Es ging um die Restitution eines ehemaligen Sanatoriums in Wien, das nach 1938 »arisiert« worden war. Templ, der sich einen Namen gemacht hatte als Verfasser kritischer Bücher zum österreichischen Umgang mit der Rückgabe jüdischen Besitzes nach 1945, meldete Ansprüche seiner Mutter an und versäumte es, auch den Namen seiner Tante anzugeben, die ebenfalls Ansprüche auf eine Liegenschaft in der Nähe des Wiener Rathauses gehabt hätte.
Nicht wenige vermuteten hinter dem überaus harten Urteil gegen den nicht vorbestraften Templ eine Retourkutsche für seinen oft kritischen Umgang mit seiner Heimat Österreich in Sachen Aufarbeitung der NS-Zeit. Der Fall machte Schlagzeilen in der ganzen Welt.
Finanzprokurator Doch vor einigen Wochen bestätigte der österreichische Finanzprokurator, also der Anwalt des Landes, in einem Brief an Stephan Templs Anwalt, dass der Republik im »Fall Templ« keinerlei Schaden entstanden sei – was das Gerichtsurteil praktisch nichtig macht und eigentlich sämtliche Anklagepunkte in sich zusammenfallen lässt. Der österreichische Staat räumt damit ein, was verschiedene Medien schon länger geschrieben hatten: dass nämlich Templ mit seinem Vorgehen keineswegs die Republik geschädigt hat, sondern nur ein legitimes Anliegen verfolgte.

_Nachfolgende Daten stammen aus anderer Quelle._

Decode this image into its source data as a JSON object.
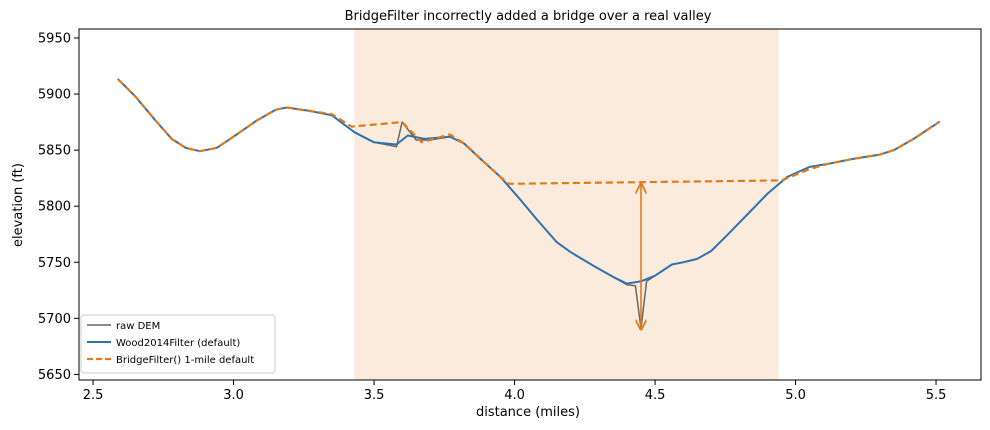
{
  "chart_data": {
    "type": "line",
    "title": "BridgeFilter incorrectly added a bridge over a real valley",
    "xlabel": "distance (miles)",
    "ylabel": "elevation (ft)",
    "xlim": [
      2.45,
      5.66
    ],
    "ylim": [
      5645,
      5958
    ],
    "xticks": [
      2.5,
      3.0,
      3.5,
      4.0,
      4.5,
      5.0,
      5.5
    ],
    "xtick_labels": [
      "2.5",
      "3.0",
      "3.5",
      "4.0",
      "4.5",
      "5.0",
      "5.5"
    ],
    "yticks": [
      5650,
      5700,
      5750,
      5800,
      5850,
      5900,
      5950
    ],
    "ytick_labels": [
      "5650",
      "5700",
      "5750",
      "5800",
      "5850",
      "5900",
      "5950"
    ],
    "grid": false,
    "legend_position": "lower-left",
    "shaded_region": {
      "x": [
        3.43,
        4.94
      ],
      "color": "#fbebdd"
    },
    "annotation_arrow": {
      "x": 4.45,
      "y_from": 5690,
      "y_to": 5820,
      "color": "#e07b1a"
    },
    "series": [
      {
        "name": "raw DEM",
        "color": "#666666",
        "style": "solid",
        "width": 1.5,
        "x": [
          2.59,
          2.65,
          2.72,
          2.78,
          2.83,
          2.88,
          2.94,
          3.0,
          3.08,
          3.15,
          3.19,
          3.27,
          3.35,
          3.43,
          3.5,
          3.58,
          3.6,
          3.65,
          3.7,
          3.77,
          3.82,
          3.88,
          3.95,
          4.02,
          4.08,
          4.15,
          4.2,
          4.28,
          4.35,
          4.4,
          4.43,
          4.45,
          4.47,
          4.5,
          4.56,
          4.6,
          4.65,
          4.7,
          4.76,
          4.83,
          4.9,
          4.97,
          5.05,
          5.12,
          5.2,
          5.3,
          5.35,
          5.42,
          5.51
        ],
        "y": [
          5913,
          5898,
          5877,
          5860,
          5852,
          5849,
          5852,
          5862,
          5876,
          5886,
          5888,
          5885,
          5881,
          5866,
          5857,
          5853,
          5875,
          5859,
          5859,
          5862,
          5856,
          5842,
          5826,
          5806,
          5788,
          5768,
          5759,
          5747,
          5737,
          5730,
          5729,
          5691,
          5733,
          5738,
          5748,
          5750,
          5753,
          5760,
          5775,
          5793,
          5811,
          5826,
          5835,
          5838,
          5842,
          5846,
          5850,
          5860,
          5875
        ]
      },
      {
        "name": "Wood2014Filter (default)",
        "color": "#2e73ae",
        "style": "solid",
        "width": 2,
        "x": [
          2.59,
          2.65,
          2.72,
          2.78,
          2.83,
          2.88,
          2.94,
          3.0,
          3.08,
          3.15,
          3.19,
          3.27,
          3.35,
          3.43,
          3.5,
          3.58,
          3.62,
          3.68,
          3.77,
          3.82,
          3.88,
          3.95,
          4.02,
          4.08,
          4.15,
          4.2,
          4.28,
          4.35,
          4.4,
          4.45,
          4.5,
          4.56,
          4.6,
          4.65,
          4.7,
          4.76,
          4.83,
          4.9,
          4.97,
          5.05,
          5.12,
          5.2,
          5.3,
          5.35,
          5.42,
          5.51
        ],
        "y": [
          5913,
          5898,
          5877,
          5860,
          5852,
          5849,
          5852,
          5862,
          5876,
          5886,
          5888,
          5885,
          5881,
          5866,
          5857,
          5855,
          5863,
          5860,
          5862,
          5856,
          5842,
          5826,
          5806,
          5788,
          5768,
          5759,
          5747,
          5737,
          5731,
          5733,
          5738,
          5748,
          5750,
          5753,
          5760,
          5775,
          5793,
          5811,
          5826,
          5835,
          5838,
          5842,
          5846,
          5850,
          5860,
          5875
        ]
      },
      {
        "name": "BridgeFilter() 1-mile default",
        "color": "#e07b1a",
        "style": "dashed",
        "width": 2.2,
        "x": [
          2.59,
          2.65,
          2.72,
          2.78,
          2.83,
          2.88,
          2.94,
          3.0,
          3.08,
          3.15,
          3.19,
          3.27,
          3.35,
          3.42,
          3.6,
          3.67,
          3.77,
          3.82,
          3.88,
          3.95,
          3.98,
          4.95,
          5.05,
          5.12,
          5.2,
          5.3,
          5.35,
          5.42,
          5.51
        ],
        "y": [
          5913,
          5898,
          5877,
          5860,
          5852,
          5849,
          5852,
          5862,
          5876,
          5886,
          5888,
          5885,
          5882,
          5871,
          5875,
          5857,
          5864,
          5856,
          5842,
          5826,
          5820,
          5823,
          5833,
          5838,
          5842,
          5846,
          5850,
          5860,
          5875
        ]
      }
    ]
  }
}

Der Hintergrund dieser Richtungsänderung ist möglicherweise dem Umstand geschuldet, dass Templs Anwalt Robert Amsterdam aus Großbritannien schon dabei war, den Fall nach Straßburg vor den Europäischen Gerichtshof für Menschenrechte zu bringen. Je nach dem dortigen Urteil hätte Österreichs Ansehen möglicherweise sehr darunter leiden können. »Amsterdam ist ein prominenter Anwalt. Er ist bekannt dafür, seine Menschenrechtsprozesse erfolgreich durchzuziehen«, sagt Templ. Amsterdam trug unter anderem dazu bei, dass der russische Oligarch Michail Chodorkowski im Dezember 2013 aus der Haft entlassen wurde.
In einem Brief an den Generalprokurator in Wien forderte Amsterdam Ende Oktober, dass der Fall vor Österreichs Oberstem Gerichtshof nochmals aufgerollt und gleichzeitig das geltende Urteil aufgehoben wird. In dem Schreiben des Anwalts heißt es: »Herr Templ beantragte aufgrund historischen Unrechts Naturalrestitution und wurde nun zum Opfer eines Urteils, welches auf der Grundlage sowohl sachlicher als auch rechtlicher Fehler gefällt wurde.«
Diese Erkenntnis scheint sich nun auch in offiziellen Kreisen Österreichs durchzusetzen.